Wednesday, June 8, 2016

set-default-outlook-address-book-script

Update June 2016.. 


I have a lot of requests for this script still. Unfortunately, the process that it described was designed for Outlook 2007 (and earlier). It basically had you grab the default profile registry key, then specify the correct hex value for the address book you wanted. Nothing that couldn't be done via simple .REG file import. 

In Outlook 2010 and beyond, Microsoft changed the way the address book is specified. The script would appear to work, but Outlook wouldn't actually pull from the correct value. In my testing, it broke Outlook and I'd need to reset my profile to resolve.. Sigh.

If you'd like to play around with it, I've been able to piece together that post ( with help of cached pages and people's reposting the content in other forums).

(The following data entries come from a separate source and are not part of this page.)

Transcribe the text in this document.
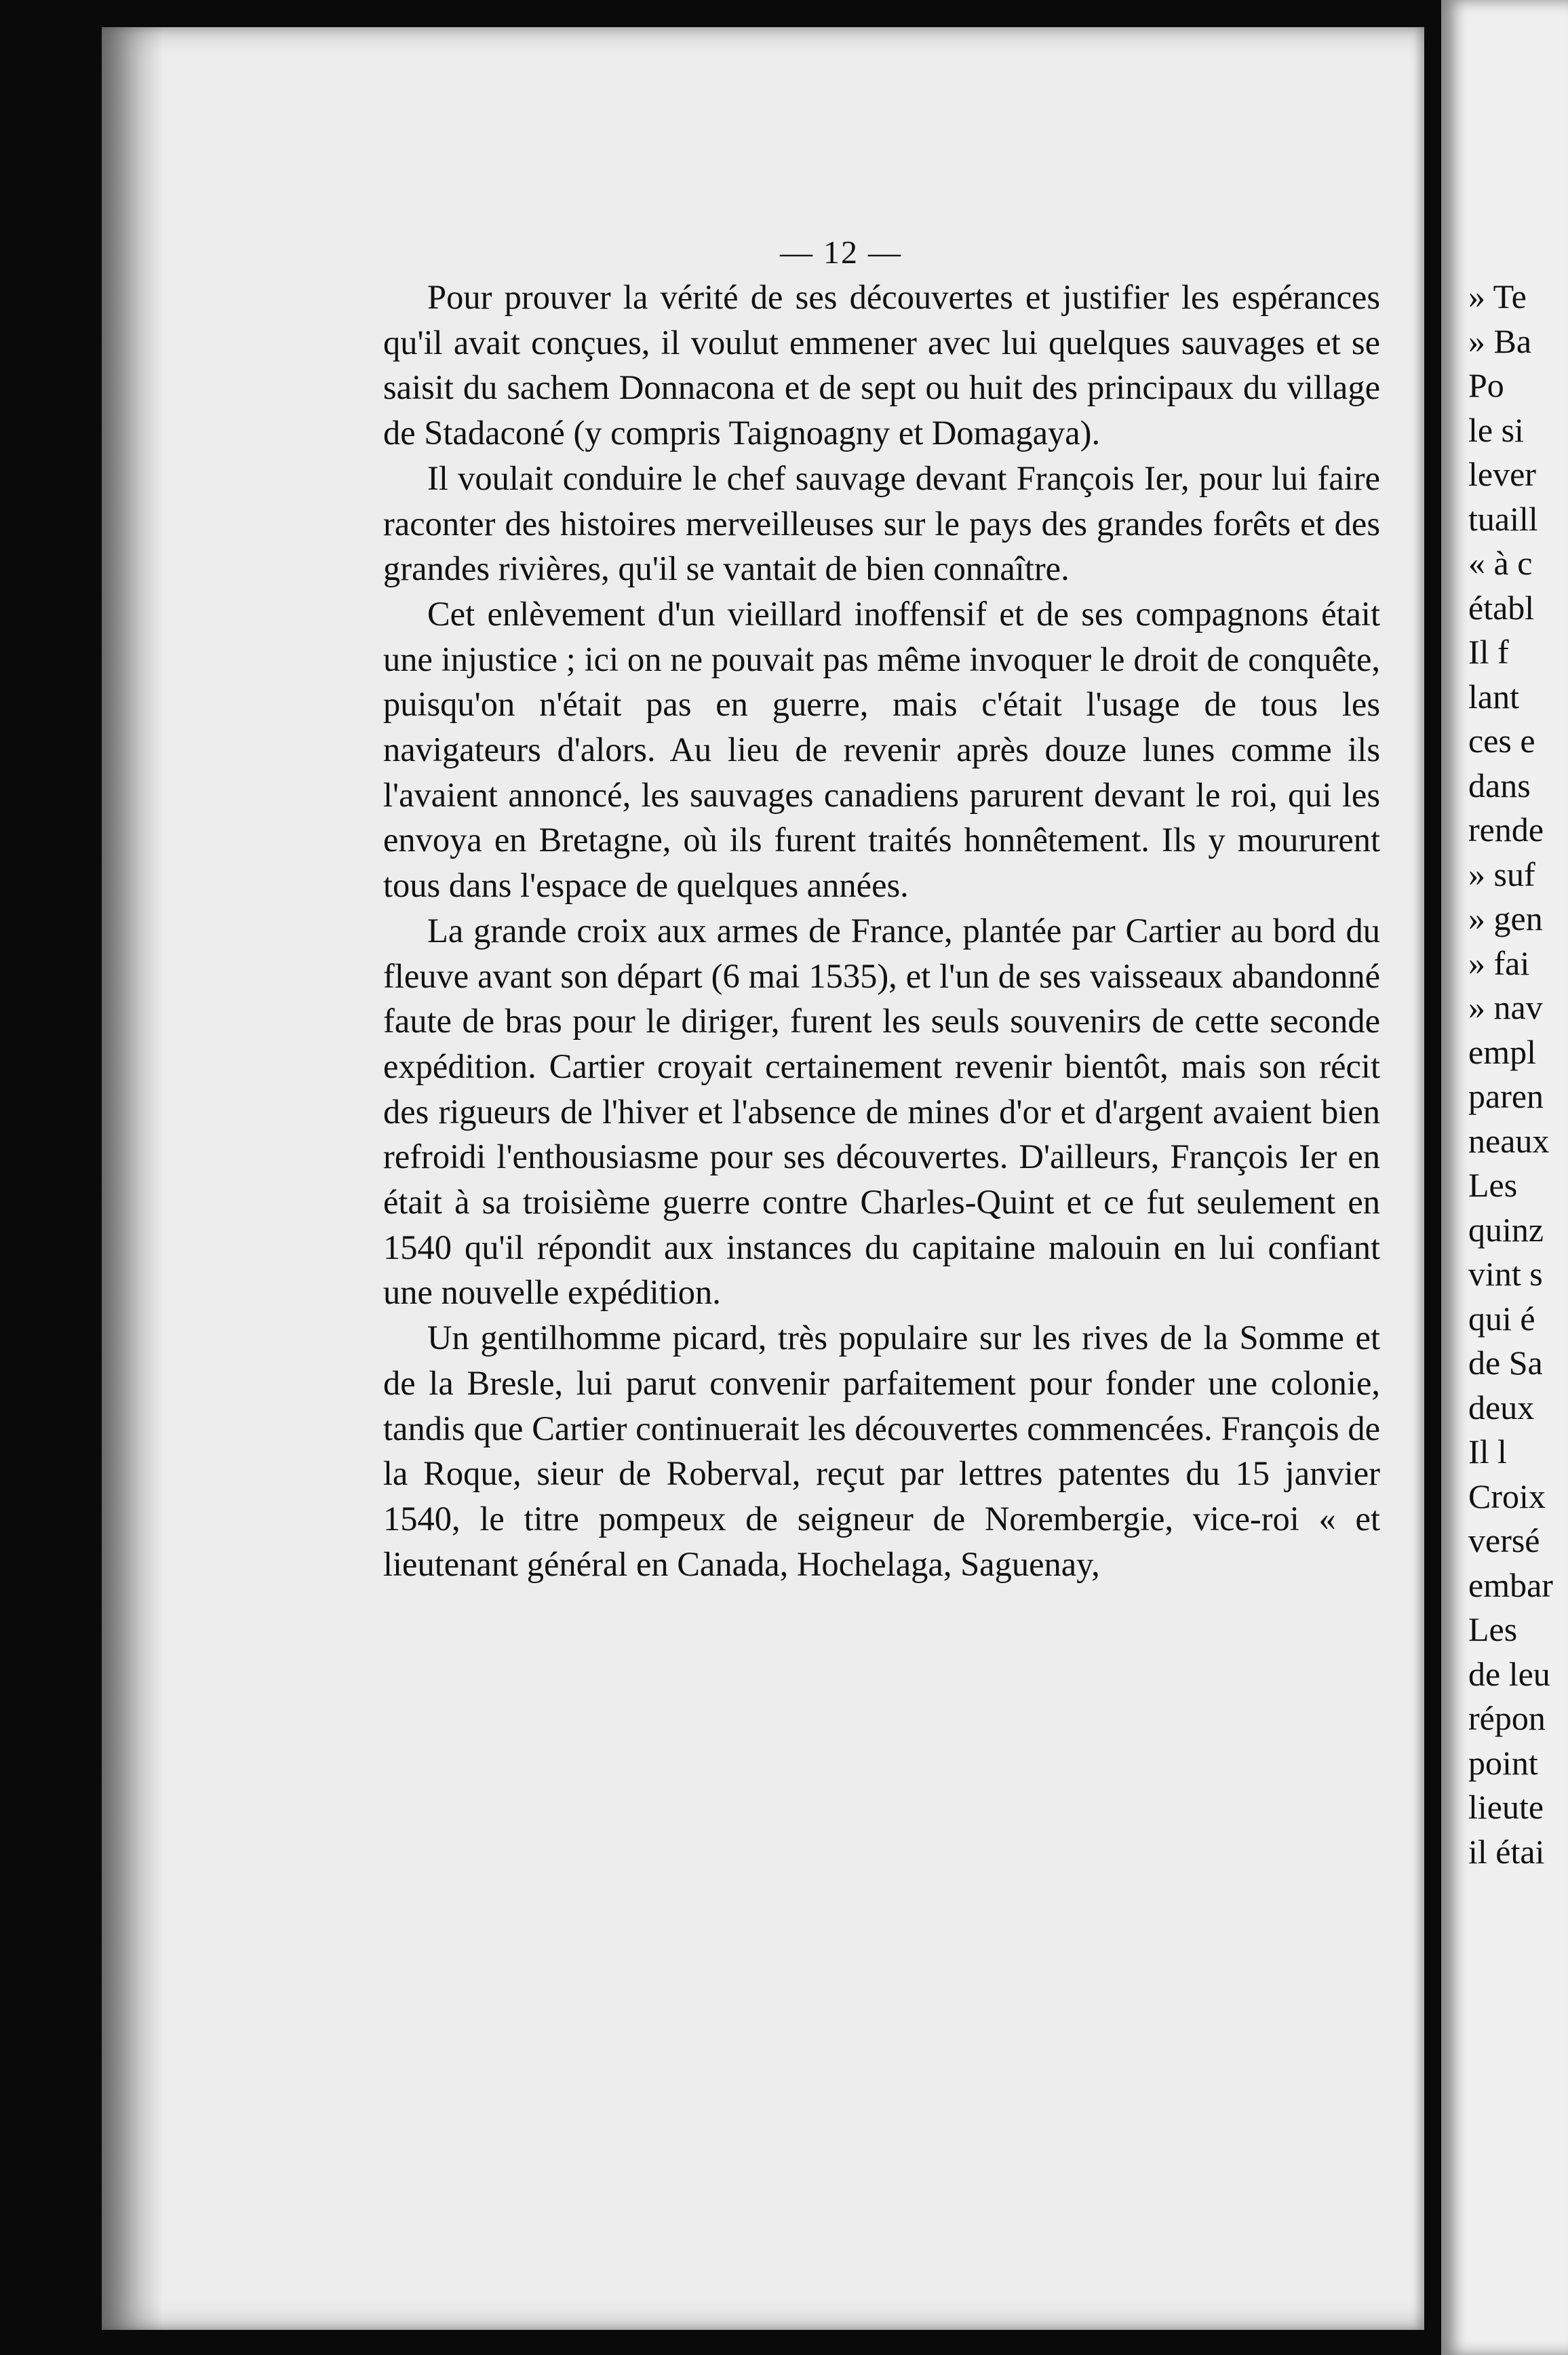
— 12 —

Pour prouver la vérité de ses découvertes et justifier les espérances qu'il avait conçues, il voulut emmener avec lui quelques sauvages et se saisit du sachem Donnacona et de sept ou huit des principaux du village de Stadaconé (y compris Taignoagny et Domagaya).

Il voulait conduire le chef sauvage devant François Ier, pour lui faire raconter des histoires merveilleuses sur le pays des grandes forêts et des grandes rivières, qu'il se vantait de bien connaître.

Cet enlèvement d'un vieillard inoffensif et de ses compagnons était une injustice ; ici on ne pouvait pas même invoquer le droit de conquête, puisqu'on n'était pas en guerre, mais c'était l'usage de tous les navigateurs d'alors. Au lieu de revenir après douze lunes comme ils l'avaient annoncé, les sauvages canadiens parurent devant le roi, qui les envoya en Bretagne, où ils furent traités honnêtement. Ils y moururent tous dans l'espace de quelques années.

La grande croix aux armes de France, plantée par Cartier au bord du fleuve avant son départ (6 mai 1535), et l'un de ses vaisseaux abandonné faute de bras pour le diriger, furent les seuls souvenirs de cette seconde expédition. Cartier croyait certainement revenir bientôt, mais son récit des rigueurs de l'hiver et l'absence de mines d'or et d'argent avaient bien refroidi l'enthousiasme pour ses découvertes. D'ailleurs, François Ier en était à sa troisième guerre contre Charles-Quint et ce fut seulement en 1540 qu'il répondit aux instances du capitaine malouin en lui confiant une nouvelle expédition.

Un gentilhomme picard, très populaire sur les rives de la Somme et de la Bresle, lui parut convenir parfaitement pour fonder une colonie, tandis que Cartier continuerait les découvertes commencées. François de la Roque, sieur de Roberval, reçut par lettres patentes du 15 janvier 1540, le titre pompeux de seigneur de Norembergie, vice-roi « et lieutenant général en Canada, Hochelaga, Saguenay,

» Te
» Ba
Po
le si
lever
tuaill
« à c
établ
Il f
lant
ces e
dans
rende
» suf
» gen
» fai
» nav
empl
paren
neaux
Les
quinz
vint s
qui é
de Sa
deux
Il l
Croix
versé
embar
Les
de leu
répon
point
lieute
il étai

To configure the script you'd need to:
  1. Set your Outlook Address Book to the view you want to set on the remote workstation. (Tools - Address Book - Tools - Options - Set show this address list first).
  2. 2.Export the registry key for this Outlook profile.
  3. [HKEY_CURRENT_USER\Software\Microsoft\Windows NT\CurrentVersion\Windows Messaging Subsystem\Profiles\(your default Outlook profile)\9207f3e0a3b11019908b08002b2a56c2]
  4. Open the .REG file and copy the HEX code for "01023d06". For example: 00,00,00,00,dc,a7,40,c8,c0,42,10,1a,b4,b9,08,00,2b,2f,e1,82,01
  5. Edit the Set-DefaultABView.VBS file (see attached) line to use your hex code. Make sure to leave in the double-quotes. Const DestABUsers = "00,00,00,00,dc,a7,40,c8,c0,42,10,1a,b4,b9,08,00,2b,2f,e1,82,01"
'==========================================================================
'
' NAME: Set-DefaultABView.VBS
'  
' Author: Eric Woodford  scripts@ericwoodford.com
' DATE  : 1/28/2009
'
' COMMENT: Set's the default addressbook view in Outlook 2003 and 2007.
'==========================================================================

' this value pulled from registry dump of the registry key "01023d06"
' HKCU\Software\Microsoft\WIndows NT\CurrentVersion\Windows Messaging Subystem\Profiles\My Profile\9207...5C2\

Const DestABUsers = "00,00,00,00,dc,a7,40,c8,c0,42,10,1a,b4,b9,08,00,2b,2f,e1,82,01,00,00,00,00,01,00,00,2f,67,75,69,64,3d,36,34,39,39,36,38,30,31,35,41,36,42,34,43,34,33,39,31,39,39,43,38,45,37,35,46,42,44,37,36,31,33,00"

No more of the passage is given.